La guerre que nous regardons aujourd’hui n’est pas celle que nous croyons voir. Elle ne se joue ni à Gaza, ni en Ukraine, ni dans le détroit d’Ormuz. Ces conflits sont des fronts secondaires, des zones de friction locales. La véritable ligne de fracture du XXIᵉ siècle oppose deux puissances qui structurent désormais le monde: les États-Unis et la Chine.
Ce n’est pas une guerre militaire classique. Elle est économique, énergétique, technologique, maritime. Et surtout, elle est longue.
Depuis une décennie, Washington a progressivement désigné Pékin comme son adversaire stratégique central. La rivalité ne concerne pas seulement le commerce ou les semi-conducteurs: elle touche le cœur même de la puissance moderne. L’accès à l’énergie et le contrôle des routes qui permettent de la transporter. La Chine est devenue la première puissance industrielle du monde, mais elle est dépendante de ressources extérieures, notamment pour son pétrole. Ses besoins énergétiques massifs constituent son principal point de vulnérabilité.
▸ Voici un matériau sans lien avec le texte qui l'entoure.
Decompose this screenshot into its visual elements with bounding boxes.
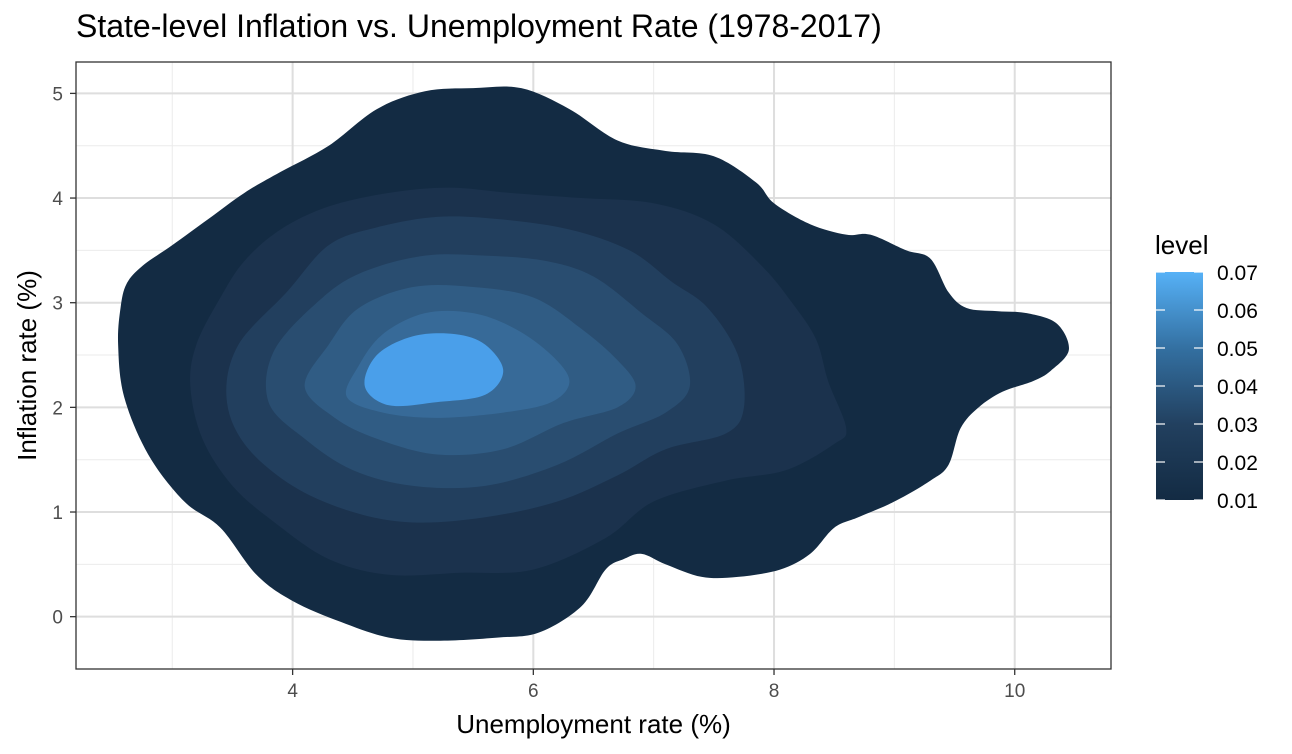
y-tick-label: 1 bbox=[52, 503, 63, 524]
x-tick-label: 10 bbox=[1004, 681, 1025, 702]
x-axis: 4 6 8 10 bbox=[287, 669, 1025, 702]
legend-title: level bbox=[1155, 230, 1208, 260]
x-tick-label: 4 bbox=[287, 681, 298, 702]
legend-label: 0.07 bbox=[1217, 262, 1258, 285]
x-tick-label: 8 bbox=[769, 681, 780, 702]
contour-band-0-07 bbox=[364, 333, 504, 407]
y-tick-label: 0 bbox=[52, 608, 63, 629]
y-axis: 0 1 2 3 4 5 bbox=[52, 84, 76, 629]
legend-label: 0.06 bbox=[1217, 300, 1258, 323]
y-tick-label: 3 bbox=[52, 294, 63, 315]
legend-label: 0.01 bbox=[1217, 490, 1258, 513]
chart-title: State-level Inflation vs. Unemployment R… bbox=[76, 8, 882, 44]
legend-label: 0.02 bbox=[1217, 452, 1258, 475]
plot-panel-border bbox=[75, 61, 1112, 670]
legend-label: 0.04 bbox=[1217, 376, 1258, 399]
y-axis-label: Inflation rate (%) bbox=[12, 270, 42, 461]
legend-label: 0.03 bbox=[1217, 414, 1258, 437]
legend: level 0.07 0.06 0.05 0.04 0.03 0.02 0.01 bbox=[1155, 230, 1258, 513]
y-tick-label: 5 bbox=[52, 84, 63, 105]
x-tick-label: 6 bbox=[528, 681, 539, 702]
legend-ticks: 0.07 0.06 0.05 0.04 0.03 0.02 0.01 bbox=[1156, 262, 1258, 513]
y-tick-label: 4 bbox=[52, 189, 63, 210]
legend-label: 0.05 bbox=[1217, 338, 1258, 361]
y-tick-label: 2 bbox=[52, 398, 63, 419]
x-axis-label: Unemployment rate (%) bbox=[456, 709, 731, 739]
contour-bands bbox=[117, 86, 1069, 641]
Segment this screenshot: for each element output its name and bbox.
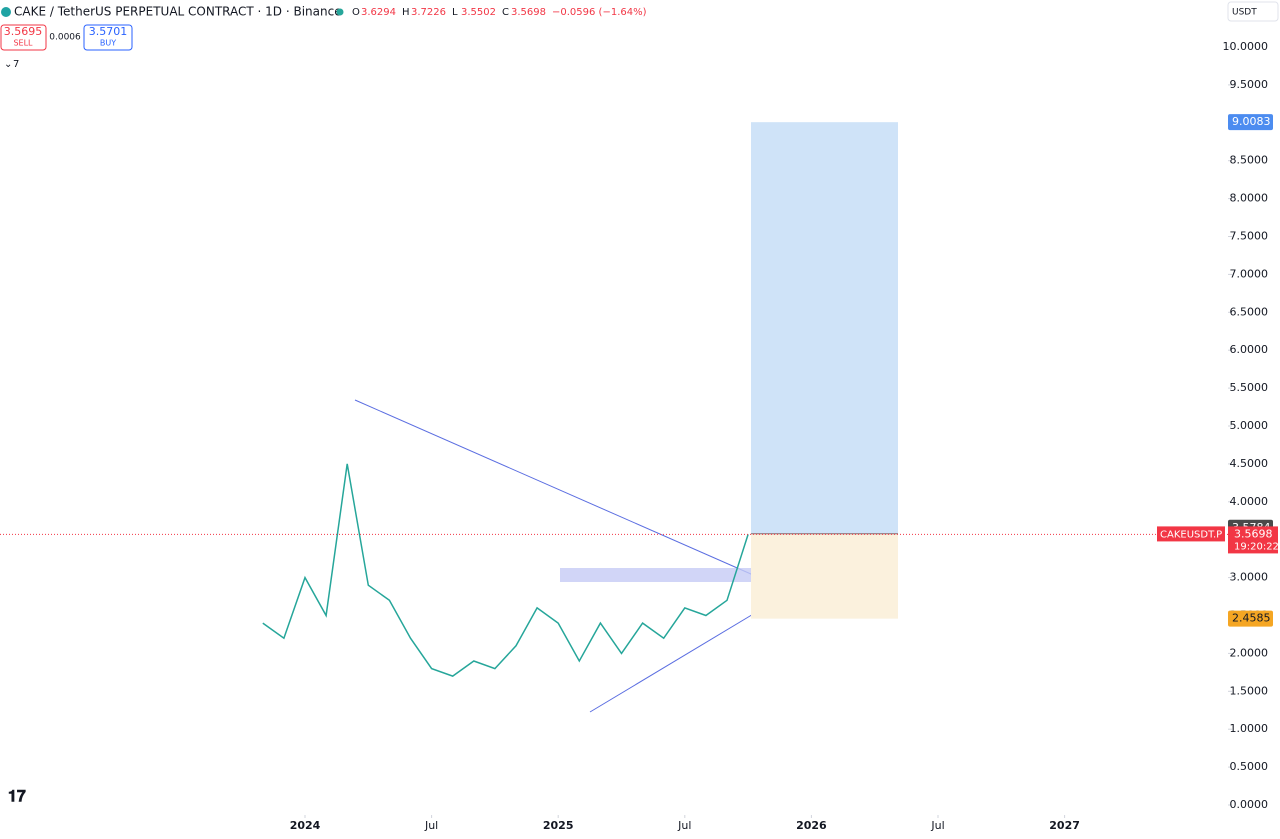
- indicators-toggle[interactable]: ⌄: [4, 59, 12, 70]
- zone: [560, 568, 755, 582]
- y-tick-label: 8.5000: [1230, 154, 1269, 167]
- ohlc-label: O: [352, 7, 360, 18]
- x-tick-label: Jul: [677, 819, 691, 832]
- currency-select[interactable]: [1227, 1, 1279, 22]
- y-tick-label: 3.0000: [1230, 571, 1269, 584]
- price-line: [262, 463, 749, 677]
- stop-label: 2.4585: [1232, 612, 1271, 625]
- symbol-icon: [1, 7, 11, 17]
- spread: 0.0006: [49, 33, 81, 43]
- ohlc-label: H: [402, 7, 410, 18]
- ohlc: O 3.6294 H 3.7226 L 3.5502 C 3.5698 −0.0596 (−1.…: [352, 7, 647, 18]
- x-tick-label: Jul: [930, 819, 944, 832]
- ohlc-label: C: [502, 7, 509, 18]
- target-label: 9.0083: [1232, 115, 1271, 128]
- y-tick-label: 6.5000: [1230, 305, 1269, 318]
- x-tick-label: 2026: [796, 819, 827, 832]
- y-tick-label: 8.0000: [1230, 192, 1269, 205]
- symbol-tag: CAKEUSDT.P: [1160, 529, 1222, 540]
- indicators-count[interactable]: 7: [13, 59, 19, 70]
- buy-button[interactable]: [83, 24, 133, 51]
- currency: USDT: [1232, 8, 1257, 18]
- symbol-title: CAKE / TetherUS PERPETUAL CONTRACT · 1D …: [14, 5, 342, 19]
- target-label-bg: [1228, 114, 1273, 131]
- y-tick-label: 4.0000: [1230, 495, 1269, 508]
- countdown: 19:20:22: [1234, 541, 1279, 552]
- ohlc-value: 3.6294: [361, 7, 396, 18]
- stop-zone: [751, 533, 898, 619]
- x-tick-label: Jul: [424, 819, 438, 832]
- y-tick-label: 5.5000: [1230, 381, 1269, 394]
- y-tick-label: 9.5000: [1230, 78, 1269, 91]
- status-dot: [336, 8, 344, 16]
- y-tick-label: 1.0000: [1230, 722, 1269, 735]
- target-zone: [751, 122, 898, 534]
- y-tick-label: 7.5000: [1230, 230, 1269, 243]
- buy-label: BUY: [100, 39, 116, 48]
- last-price-bg: [1228, 526, 1278, 554]
- sell-label: SELL: [13, 39, 33, 48]
- y-tick-label: 5.0000: [1230, 419, 1269, 432]
- last-price: 3.5698: [1234, 527, 1273, 540]
- sell-price: 3.5695: [4, 25, 43, 38]
- trendline: [589, 609, 761, 713]
- y-tick-label: 0.5000: [1230, 760, 1269, 773]
- y-tick-label: 4.5000: [1230, 457, 1269, 470]
- ohlc-value: 3.7226: [411, 7, 446, 18]
- y-tick-label: 0.0000: [1230, 798, 1269, 811]
- y-tick-label: 2.0000: [1230, 646, 1269, 659]
- x-tick-label: 2024: [290, 819, 321, 832]
- sell-button[interactable]: [0, 24, 47, 51]
- stop-label-bg: [1228, 610, 1273, 627]
- ohlc-value: 3.5502: [461, 7, 496, 18]
- change: −0.0596 (−1.64%): [552, 7, 647, 18]
- ohlc-value: 3.5698: [511, 7, 546, 18]
- buy-price: 3.5701: [89, 25, 128, 38]
- x-tick-label: 2027: [1049, 819, 1080, 832]
- y-tick-label: 10.0000: [1223, 40, 1269, 53]
- y-tick-label: 7.0000: [1230, 267, 1269, 280]
- y-tick-label: 1.5000: [1230, 684, 1269, 697]
- y-tick-label: 6.0000: [1230, 343, 1269, 356]
- symbol-tag-bg: [1157, 526, 1225, 542]
- x-tick-label: 2025: [543, 819, 574, 832]
- logo: 𝟏𝟕: [8, 787, 26, 806]
- ohlc-label: L: [452, 7, 458, 18]
- trendline: [354, 399, 761, 579]
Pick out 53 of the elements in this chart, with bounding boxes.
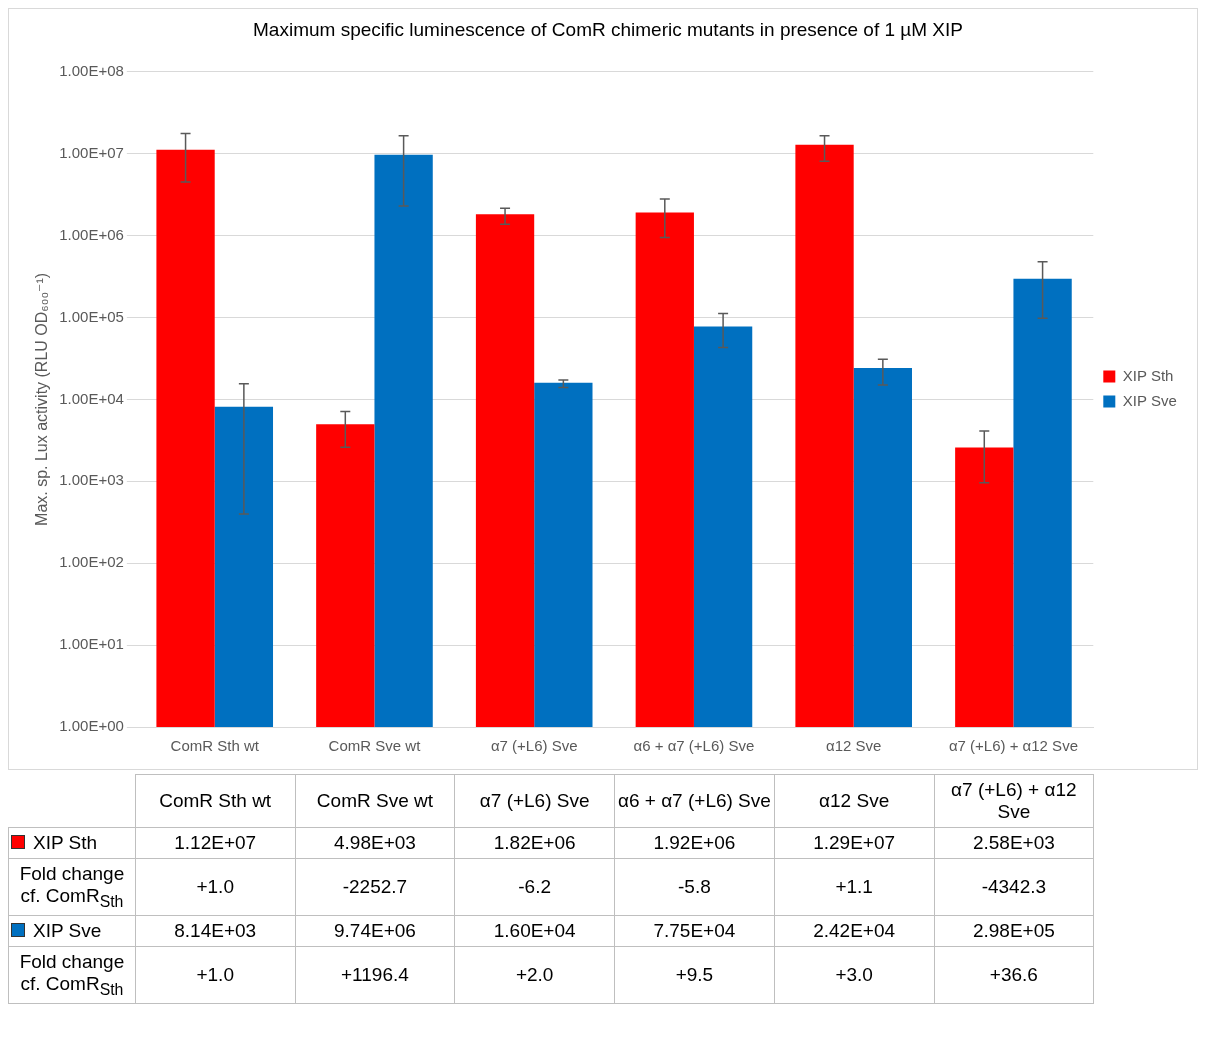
text: -5.8 bbox=[614, 858, 775, 916]
category-label: α12 Sve bbox=[819, 790, 890, 811]
data-label: 2.42E+04 bbox=[774, 915, 934, 947]
text: +1196.4 bbox=[295, 946, 455, 1004]
text: XIP Sve bbox=[33, 919, 102, 941]
data-label: 4.98E+03 bbox=[295, 827, 455, 859]
y-tick-label: 1.00E+08 bbox=[59, 61, 124, 79]
data-label: 2.98E+05 bbox=[934, 915, 1094, 947]
data-label: 1.29E+07 bbox=[774, 827, 934, 859]
text: +36.6 bbox=[934, 946, 1094, 1004]
x-tick-label: α12 Sve bbox=[826, 737, 882, 755]
category-label: ComR Sve wt bbox=[316, 790, 433, 811]
text: Fold change cf. ComR$_{Sth}$ bbox=[8, 858, 136, 916]
text: +2.0 bbox=[454, 946, 615, 1004]
data-label: 2.58E+03 bbox=[934, 827, 1094, 859]
text: +3.0 bbox=[774, 946, 934, 1004]
data-label: 1.82E+06 bbox=[454, 827, 615, 859]
category-label: ComR Sth wt bbox=[159, 790, 272, 811]
x-tick-label: ComR Sth wt bbox=[170, 737, 260, 755]
y-tick-label: 1.00E+01 bbox=[59, 635, 124, 653]
y-tick-label: 1.00E+07 bbox=[59, 143, 124, 161]
legend-label: XIP Sve bbox=[1122, 391, 1177, 409]
y-tick-label: 1.00E+05 bbox=[59, 307, 124, 325]
x-tick-label: ComR Sve wt bbox=[328, 737, 422, 755]
y-tick-label: 1.00E+06 bbox=[59, 225, 124, 243]
chart-title: Maximum specific luminescence of ComR chimeric mutants in presence of 1 µM XIP bbox=[253, 18, 963, 40]
text: -2252.7 bbox=[295, 858, 455, 916]
data-label: 1.92E+06 bbox=[614, 827, 775, 859]
text: XIP Sth bbox=[33, 832, 98, 853]
text: -4342.3 bbox=[934, 858, 1094, 916]
y-tick-label: 1.00E+02 bbox=[59, 553, 124, 571]
x-tick-label: α6 + α7 (+L6) Sve bbox=[633, 737, 755, 755]
x-tick-label: α7 (+L6) Sve bbox=[490, 737, 578, 755]
text: +9.5 bbox=[614, 946, 775, 1004]
y-tick-label: 1.00E+03 bbox=[59, 471, 124, 489]
data-label: 1.60E+04 bbox=[454, 915, 615, 947]
data-label: 9.74E+06 bbox=[295, 915, 455, 947]
text: +1.1 bbox=[774, 858, 934, 916]
y-axis-title: Max. sp. Lux activity (RLU OD₆₀₀⁻¹) bbox=[33, 272, 51, 526]
category-label: α6 + α7 (+L6) Sve bbox=[617, 790, 771, 811]
legend-label: XIP Sth bbox=[1122, 366, 1174, 384]
data-label: 1.12E+07 bbox=[135, 827, 296, 859]
text: +1.0 bbox=[135, 946, 296, 1004]
data-label: 8.14E+03 bbox=[135, 915, 296, 947]
text: -6.2 bbox=[454, 858, 615, 916]
y-tick-label: 1.00E+04 bbox=[59, 389, 124, 407]
y-tick-label: 1.00E+00 bbox=[59, 717, 124, 735]
x-tick-label: α7 (+L6) + α12 Sve bbox=[948, 737, 1078, 755]
category-label: α7 (+L6) Sve bbox=[479, 790, 590, 811]
category-label: α7 (+L6) + α12 Sve bbox=[951, 779, 1077, 822]
text: Fold change cf. ComR$_{Sth}$ bbox=[8, 946, 136, 1004]
text: +1.0 bbox=[135, 858, 296, 916]
data-label: 7.75E+04 bbox=[614, 915, 775, 947]
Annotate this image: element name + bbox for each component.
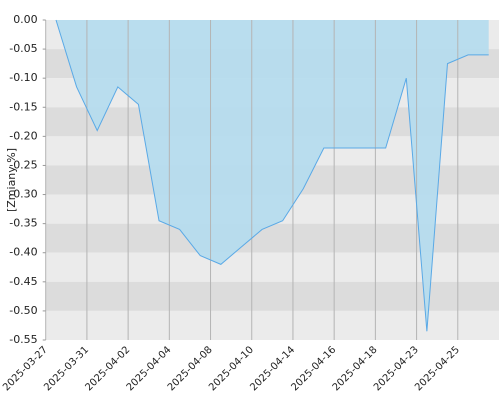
y-tick-label: -0.15: [9, 100, 37, 113]
y-axis-label: [Zmiany %]: [5, 148, 18, 212]
y-tick-label: -0.50: [9, 304, 37, 317]
y-tick-label: -0.25: [9, 158, 37, 171]
y-tick-label: -0.05: [9, 42, 37, 55]
y-tick-label: -0.30: [9, 188, 37, 201]
y-tick-label: -0.10: [9, 71, 37, 84]
plot-band: [45, 310, 499, 340]
x-tick-label: 2025-04-25: [413, 344, 462, 393]
line: [55, 19, 489, 332]
area: [56, 20, 489, 332]
y-tick-label: 0.00: [13, 13, 38, 26]
y-tick-label: -0.40: [9, 246, 37, 259]
y-tick-label: -0.45: [9, 275, 37, 288]
plot-band: [45, 281, 499, 311]
y-tick-label: -0.35: [9, 217, 37, 230]
y-tick-label: -0.20: [9, 129, 37, 142]
y-tick-label: -0.55: [9, 333, 37, 346]
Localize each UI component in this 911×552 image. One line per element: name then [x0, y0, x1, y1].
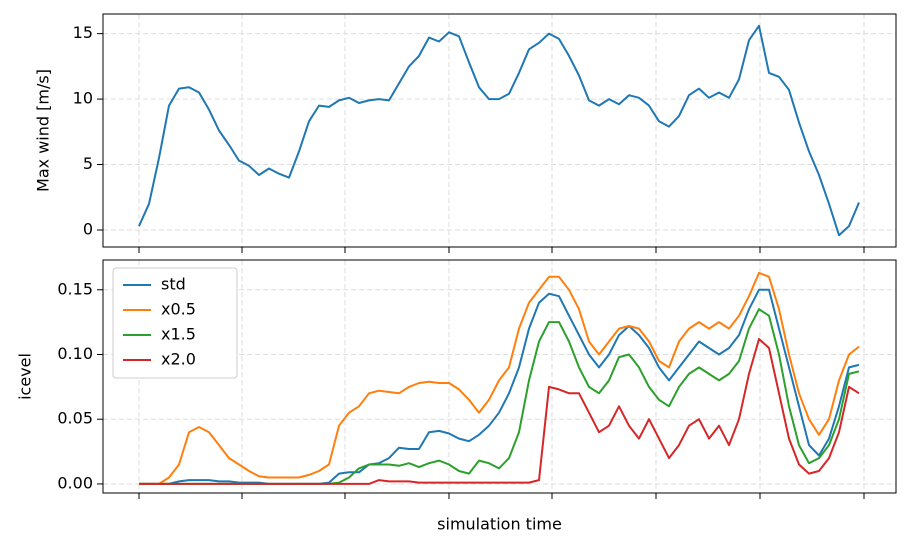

Le pays est de très loin le premier importateur de pétrole au monde. 11,5 millions de barils par jour, pour faire tourner l’usine de la planète.
Dans ce contexte, chaque crise énergétique prend une dimension globale. L’Iran et le Venezuela, deux États sous sanctions américaines, sont aussi des fournisseurs majeurs de pétrole à prix réduit pour la Chine. Pékin est le principal acheteur du brut iranien, malgré les pressions occidentales.
Ce n’est donc pas seulement une question régionale: c’est un enjeu d’équilibre stratégique.
La pression américaine sur ces régimes peut être interprétée comme une tentative de réduire les marges énergétiques chinoises. L’épisode vénézuélien récent avec la capture de Maduro a fragilisé les intérêts chinois dans la région. Il a été analysé par certains observateurs comme un signal adressé directement à Pékin: l’hémisphère Ouest est une zone d’influence stratégique pour Washington. Point final.
Mais cette confrontation reste paradoxale. Les deux puissances sont trop interdépendantes pour s’affronter militairement. Une guerre directe entre les États-Unis et la Chine serait suicidaire pour les deux empires. La confrontation se déplace donc ailleurs: dans les sanctions, les alliances, les détroits maritimes, les chaînes d’approvisionnement. Les détroits de Malacca, Bab el-Mandeb, Ormuz ou Suez ne sont plus seulement des passages commerciaux; ils sont devenus des points de pression stratégique.
La mer est redevenue le centre du monde. La Chine modernise sa flotte pour sécuriser ses routes commerciales, tandis que les États-Unis cherchent à préserver leur domination maritime historique.
Dans ce duel, la Russie occupe une position ambiguë. Immense territoire, 11% des terres émergées, puissance énergétique majeure, elle n’est pas un empire économique comparable aux deux géants mais reste un acteur clé par sa géographie et ses ressources. Elle oscille entre rapprochement tactique avec Pékin et méfiance stratégique vis-à-vis d’une Chine dont la puissance démographique et industrielle pourrait, à long terme, devenir écrasante.
Et l’Europe? Elle apparaît de plus en plus comme un espace économique plutôt que politique: un marché de consommateurs vieillissants, dépendant militairement et énergétiquement, perdant sa place dans un monde redevenu brutal.
Le XXIᵉ siècle ne ressemblera pas à la guerre froide. Il n’y aura probablement pas de bataille décisive ni de capitulation. La rivalité sino-américaine ressemble davantage à une lutte d’érosion: contrôler les flux plutôt que les territoires et sécuriser les ressources plutôt que conquérir des pays.
La guerre du futur n’est pas une guerre de tanks. C’est une guerre de routes maritimes, de pipelines, de sanctions et de dépendances.
Et dans cette guerre-là, celui qui contrôle l’énergie ne gagne pas seulement la bataille: il écrit les règles du monde. Et, ni les États-Unis, ni la Chine ne peuvent prendre le risque d’une confrontation militaire directe, qui serait nucléaire.
Parce que, comme le disait Einstein:
«Je ne sais pas avec quelles armes se fera la Troisième Guerre mondiale, mais la Quatrième se fera avec des bâtons et des pierres.»